A partir de cette date (1928) les raffineries vont pousser comme des champignons et ne cesseront de s'implanter ou de s'étendre.
En 1936, les importateurs indépendants restaient cependant très nombreux et se livraient (du moins certains d'entre eux) à une guerre de marché très violente.
Au moment de la création de la Socap, le marché international se trouvait à Londres - au "Baltic" (?), 25 St Mary Axe - où se tenait une véritable bourse des frets. A cette époque tout courtier européen avait un courtier correspondant à Londres. En effet, tous les armateurs étrangers (notamment les Scandinaves et les Grecs qui détenaient la plus grande partie du tonnage libre) passaient par Londres pour faire leurs offres de navires. Ceci explique la présence de MM. Johns I. Jacobs, grands courtiers Londoniens, comme actionnaires pour 45% dans le capital de la Socap. Ils étaient les correspondants officiels de cette dernière à Londres. Par contre, en Allemagne et en Italie, la société avait le champ libre. (Mais création d'une société italienne mixte, la Conope, avec la participation de Sit et d'Italnoleggi.)

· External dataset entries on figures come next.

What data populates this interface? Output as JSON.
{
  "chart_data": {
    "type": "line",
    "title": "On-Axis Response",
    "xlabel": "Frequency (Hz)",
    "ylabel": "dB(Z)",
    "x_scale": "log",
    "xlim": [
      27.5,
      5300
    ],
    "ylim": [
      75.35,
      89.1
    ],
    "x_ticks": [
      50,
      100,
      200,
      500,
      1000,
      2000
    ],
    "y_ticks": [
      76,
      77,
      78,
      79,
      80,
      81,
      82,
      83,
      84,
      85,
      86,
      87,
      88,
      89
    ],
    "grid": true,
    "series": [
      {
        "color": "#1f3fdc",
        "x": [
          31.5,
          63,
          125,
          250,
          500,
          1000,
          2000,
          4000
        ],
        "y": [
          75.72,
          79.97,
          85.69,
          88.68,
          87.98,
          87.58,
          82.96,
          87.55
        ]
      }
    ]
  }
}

Dès le début de 1938, avec l'aide de courtiers norvégiens, la Socap réussit, non sans peine, à sortir de l'exclusivité londonienne et put dès lors traiter directement avec les courtiers des armateurs étrangers dans leurs pays respectifs. Le même problème se présentait pour les cargaisons ce qui incita à créer une association avec "Jacobs & Partners" qui avait droit à une part sur les bénéfices du département produits de la Socap.
Du côté importateurs les clients de la Socap comprenaient tous les raffineurs : CFP (qui traitait par l'intermédiaire de la CNP, (Compagnie navale des pétroles) - Pechelbronn SAEM (Pechelbronn-Ouest-Antar) - SGHP (devenue BP) - Société des produits chimiques et raffineries de Berre (Shell) - Standard française UIP (Elf) - RPN (Raffineries des pétroles du Nord), et également tous les importateurs indépendants, tels, Desmarais - Pétrofrance (Omnium français des pétroles) - Redeventza - Lille Bonnières et Colombes - Les Pétroles du Sud-Ouest - Massardi - La Nantaise des pétroles... sans compter les sociétés étrangères comme Pétrofina (Belgique), les compagnies italiennes et anglaises.
D'autre part, comme déjà indiqué, la Socap avitaillait des navires de toute catégorie en leur procurant des soutes soit en France soit à l'étranger (dans 99% des cas en tant que courtier). Il était parfois nécessaire de se porter principal : c'était le cas, par exemple, pour les contrats d'avitaillement des navires de la Marine de guerre française (la Socap figurait sur les listes) dont le cahier des charges prévoyait un vendeur de nationalité française responsable et agissant pour son propre compte. Elle a réussi à avitailler la flotte américaine à Villefranche-sur-Mer.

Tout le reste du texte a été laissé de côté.